- Original authors: Xavier Leroy, Sandrine Blazy
- Developer: AbsInt
- Initial release: 2005; 21 years ago
- Stable release: 3.16 / 1 September 2025
- Repository: github.com/AbsInt/CompCert ;
- Written in: Rocq
- Type: Compiler
- License: free for noncommercial use
- Website: compcert.org/compcert-C.html

= CompCert =

Formally verified C compiler

CompCert is a formally verified optimizing compiler for a large subset of a dialect of the programming language C, named C99 and known as Clight. As of 2018, CompCert supports the processor architectures ARM, PowerPC, RISC-V, x86, and x86-64. The project, led by Xavier Leroy, began officially in 2005, funded by the French institutes Agence nationale de la recherche (ANR) and French Institute for Research in Computer Science and Automation (INRIA). The compiler is specified, programmed and proven in proof assistant software named Rocq. CompCert is to be used to program embedded systems requiring reliability. The performance of its generated code is often close to that of GNU Compiler Collection (GCC) version 3, at optimization level -O1, and always better than that of GCC with no optimizations.

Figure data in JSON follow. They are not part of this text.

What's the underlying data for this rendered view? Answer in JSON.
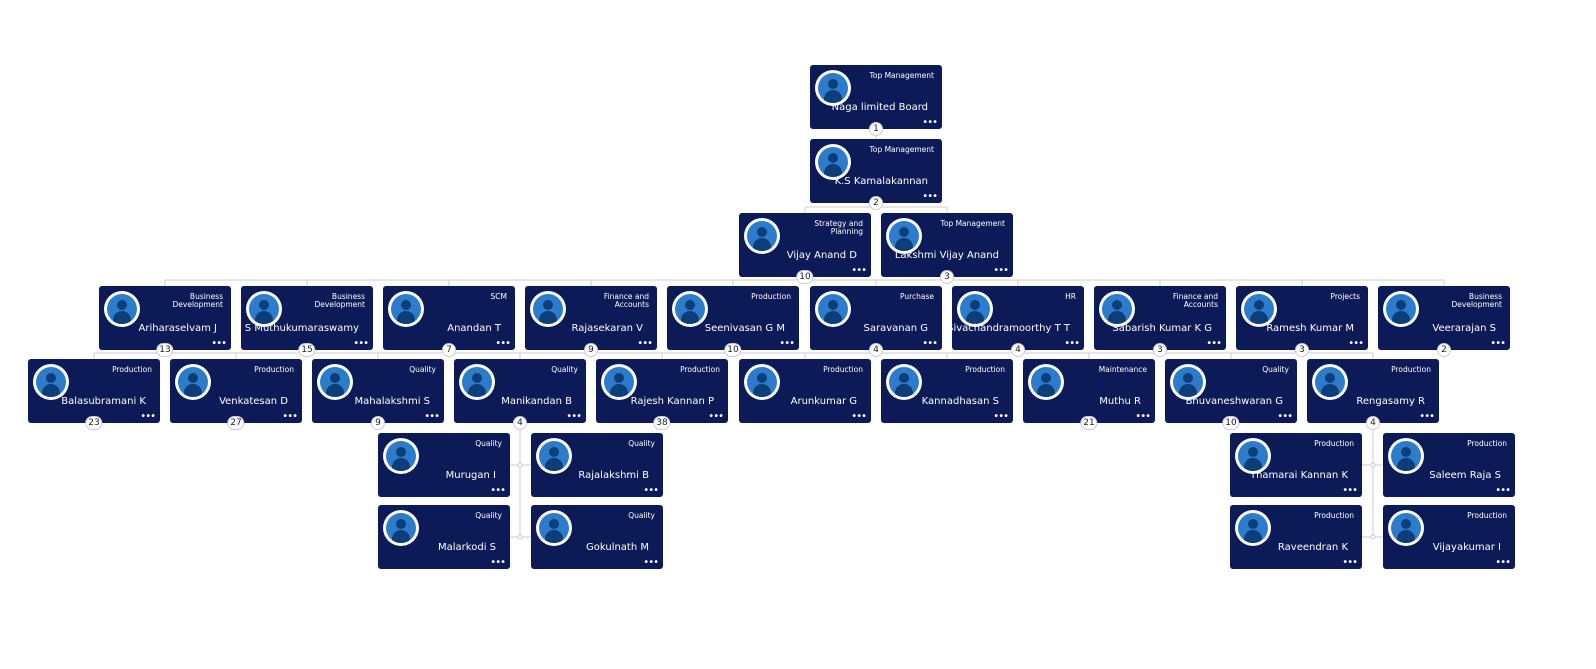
{
  "colors": {
    "card_bg": "#0c1a57",
    "avatar_ring": "#2c7ccb",
    "line": "#c9ccd6"
  },
  "more_glyph": "•••",
  "nodes": [
    {
      "id": "n1",
      "name": "Naga limited Board",
      "dept": "Top Management",
      "count": "1",
      "icon": "user-avatar-icon"
    },
    {
      "id": "n2",
      "name": "K.S Kamalakannan",
      "dept": "Top Management",
      "count": "2",
      "icon": "user-avatar-icon"
    },
    {
      "id": "n3",
      "name": "Vijay Anand D",
      "dept": "Strategy and Planning",
      "count": "10",
      "icon": "user-avatar-icon"
    },
    {
      "id": "n4",
      "name": "Lakshmi Vijay Anand",
      "dept": "Top Management",
      "count": "3",
      "icon": "user-avatar-icon"
    },
    {
      "id": "n5",
      "name": "Ariharaselvam J",
      "dept": "Business Development",
      "count": "13",
      "icon": "user-avatar-icon"
    },
    {
      "id": "n6",
      "name": "S Muthukumaraswamy",
      "dept": "Business Development",
      "count": "15",
      "icon": "user-avatar-icon"
    },
    {
      "id": "n7",
      "name": "Anandan T",
      "dept": "SCM",
      "count": "7",
      "icon": "user-avatar-icon"
    },
    {
      "id": "n8",
      "name": "Rajasekaran V",
      "dept": "Finance and Accounts",
      "count": "9",
      "icon": "user-avatar-icon"
    },
    {
      "id": "n9",
      "name": "Seenivasan G M",
      "dept": "Production",
      "count": "10",
      "icon": "user-avatar-icon"
    },
    {
      "id": "n10",
      "name": "Saravanan G",
      "dept": "Purchase",
      "count": "4",
      "icon": "user-avatar-icon"
    },
    {
      "id": "n11",
      "name": "Sivachandramoorthy T T",
      "dept": "HR",
      "count": "4",
      "icon": "user-avatar-icon"
    },
    {
      "id": "n12",
      "name": "Sabarish Kumar K G",
      "dept": "Finance and Accounts",
      "count": "3",
      "icon": "user-avatar-icon"
    },
    {
      "id": "n13",
      "name": "Ramesh Kumar M",
      "dept": "Projects",
      "count": "3",
      "icon": "user-avatar-icon"
    },
    {
      "id": "n14",
      "name": "Veerarajan S",
      "dept": "Business Development",
      "count": "2",
      "icon": "user-avatar-icon"
    },
    {
      "id": "n15",
      "name": "Balasubramani K",
      "dept": "Production",
      "count": "23",
      "icon": "user-avatar-icon"
    },
    {
      "id": "n16",
      "name": "Venkatesan D",
      "dept": "Production",
      "count": "27",
      "icon": "user-avatar-icon"
    },
    {
      "id": "n17",
      "name": "Mahalakshmi S",
      "dept": "Quality",
      "count": "9",
      "icon": "user-avatar-icon"
    },
    {
      "id": "n18",
      "name": "Manikandan B",
      "dept": "Quality",
      "count": "4",
      "icon": "user-avatar-icon"
    },
    {
      "id": "n19",
      "name": "Rajesh Kannan P",
      "dept": "Production",
      "count": "38",
      "icon": "user-avatar-icon"
    },
    {
      "id": "n20",
      "name": "Arunkumar G",
      "dept": "Production",
      "count": "",
      "icon": "user-avatar-icon"
    },
    {
      "id": "n21",
      "name": "Kannadhasan S",
      "dept": "Production",
      "count": "",
      "icon": "user-avatar-icon"
    },
    {
      "id": "n22",
      "name": "Muthu R",
      "dept": "Maintenance",
      "count": "21",
      "icon": "user-avatar-icon"
    },
    {
      "id": "n23",
      "name": "Bhuvaneshwaran G",
      "dept": "Quality",
      "count": "10",
      "icon": "user-avatar-icon"
    },
    {
      "id": "n24",
      "name": "Rengasamy R",
      "dept": "Production",
      "count": "4",
      "icon": "user-avatar-icon"
    },
    {
      "id": "n25",
      "name": "Murugan I",
      "dept": "Quality",
      "count": "",
      "icon": "user-avatar-icon"
    },
    {
      "id": "n26",
      "name": "Rajalakshmi B",
      "dept": "Quality",
      "count": "",
      "icon": "user-avatar-icon"
    },
    {
      "id": "n27",
      "name": "Malarkodi S",
      "dept": "Quality",
      "count": "",
      "icon": "user-avatar-icon"
    },
    {
      "id": "n28",
      "name": "Gokulnath M",
      "dept": "Quality",
      "count": "",
      "icon": "user-avatar-icon"
    },
    {
      "id": "n29",
      "name": "Thamarai Kannan K",
      "dept": "Production",
      "count": "",
      "icon": "user-avatar-icon"
    },
    {
      "id": "n30",
      "name": "Saleem Raja S",
      "dept": "Production",
      "count": "",
      "icon": "user-avatar-icon"
    },
    {
      "id": "n31",
      "name": "Raveendran K",
      "dept": "Production",
      "count": "",
      "icon": "user-avatar-icon"
    },
    {
      "id": "n32",
      "name": "Vijayakumar I",
      "dept": "Production",
      "count": "",
      "icon": "user-avatar-icon"
    }
  ],
  "edges": [
    [
      "n1",
      "n2"
    ],
    [
      "n2",
      "n3"
    ],
    [
      "n2",
      "n4"
    ],
    [
      "n3",
      "n5"
    ],
    [
      "n3",
      "n6"
    ],
    [
      "n3",
      "n7"
    ],
    [
      "n3",
      "n8"
    ],
    [
      "n3",
      "n9"
    ],
    [
      "n3",
      "n10"
    ],
    [
      "n3",
      "n11"
    ],
    [
      "n3",
      "n12"
    ],
    [
      "n3",
      "n13"
    ],
    [
      "n3",
      "n14"
    ],
    [
      "n9",
      "n15"
    ],
    [
      "n9",
      "n16"
    ],
    [
      "n9",
      "n17"
    ],
    [
      "n9",
      "n18"
    ],
    [
      "n9",
      "n19"
    ],
    [
      "n9",
      "n20"
    ],
    [
      "n9",
      "n21"
    ],
    [
      "n9",
      "n22"
    ],
    [
      "n9",
      "n23"
    ],
    [
      "n9",
      "n24"
    ],
    [
      "n18",
      "n25"
    ],
    [
      "n18",
      "n26"
    ],
    [
      "n18",
      "n27"
    ],
    [
      "n18",
      "n28"
    ],
    [
      "n24",
      "n29"
    ],
    [
      "n24",
      "n30"
    ],
    [
      "n24",
      "n31"
    ],
    [
      "n24",
      "n32"
    ]
  ]
}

Since 2015, AbsInt offers commercial licenses, provides support and maintenance, and contributes to the advancement of the tool. CompCert is released under a noncommercial license, and is therefore not free software, although some of its source files are dual-licensed with the GNU Lesser General Public License version 2.1 or later or are available under the terms of other licenses.

For the development of CompCert, the first practically useful optimizing compiler targeting multiple commercial architectures that has a complete, mechanically checked proof of its correctness, Xavier Leroy and the development team of CompCert received the 2021 ACM Software System Award.